Now comes the Nido platform, developed in-house at Pininfarina's Cambiano studios. The aim is, once again, affordability with the flexibility to produce it in different body styles -- two- and four-seat city cars, a pickup and a van. The company plans to use an Audi-style aluminium space frame to keep the kilos down.
The Nido's 30 kW electric motor drives the rear wheels. Unusually, it's powered by a nickel-salt Zebra battery -- a formula high on the energy density scale but marred by high operating temperatures. Power-to-weight is what counts, and Pininfarina reckons that 21.2 kW/h from a relatively light 180 kg leaves it with plenty of margin to deal with the heat. It helps that the nickel-salt formula contains nothing toxic (at least until you look back to the process of mining nickel...) and allows for full recyclability. The company claims a range of about 140 km and 0-100 sprint time inside seven seconds. It's looking at future Nido product with hybrid power as well.

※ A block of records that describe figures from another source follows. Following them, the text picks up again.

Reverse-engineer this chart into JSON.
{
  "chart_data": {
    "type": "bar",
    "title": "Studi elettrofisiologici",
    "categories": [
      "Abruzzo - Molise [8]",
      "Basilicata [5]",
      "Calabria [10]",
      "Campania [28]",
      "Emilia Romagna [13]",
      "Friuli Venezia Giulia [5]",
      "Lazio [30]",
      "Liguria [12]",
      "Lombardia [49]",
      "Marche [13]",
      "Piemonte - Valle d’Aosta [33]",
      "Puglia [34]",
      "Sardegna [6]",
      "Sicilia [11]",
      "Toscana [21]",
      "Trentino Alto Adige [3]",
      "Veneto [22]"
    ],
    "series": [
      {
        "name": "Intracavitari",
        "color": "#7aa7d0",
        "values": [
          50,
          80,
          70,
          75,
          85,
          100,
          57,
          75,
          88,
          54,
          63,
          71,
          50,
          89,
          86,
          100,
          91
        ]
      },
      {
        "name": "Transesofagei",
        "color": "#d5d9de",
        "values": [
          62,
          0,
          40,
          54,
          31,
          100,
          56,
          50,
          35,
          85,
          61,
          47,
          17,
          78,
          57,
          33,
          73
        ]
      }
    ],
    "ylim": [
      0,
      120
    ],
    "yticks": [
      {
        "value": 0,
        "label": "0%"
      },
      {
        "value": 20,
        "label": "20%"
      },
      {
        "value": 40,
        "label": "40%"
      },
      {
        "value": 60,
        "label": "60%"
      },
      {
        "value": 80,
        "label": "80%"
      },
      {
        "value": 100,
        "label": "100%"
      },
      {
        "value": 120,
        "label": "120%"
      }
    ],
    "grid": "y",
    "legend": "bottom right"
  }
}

Indian giant Tata has hit the EV trail as well, using the Geneva show to debut an all-electric version of its tiny four-seat Nano. The company claims a range of 160km and acceleration of 0-60km/h in under 10 seconds. It joins the company's Indica Vista EV, already on sale in Europe.
At end of 2009 and the beginning of 2010 the wires were buzzing with rumours that Caterham was looking at extending its stock in trade, the open-wheeled Seven roadster, to include electric and/or hybrid powertrains. The noise has died down, so it appears the company has shelved such plans for the time being.
Don't expect it to be forever, though. No nook or cranny of the industry is immune to the winds of change.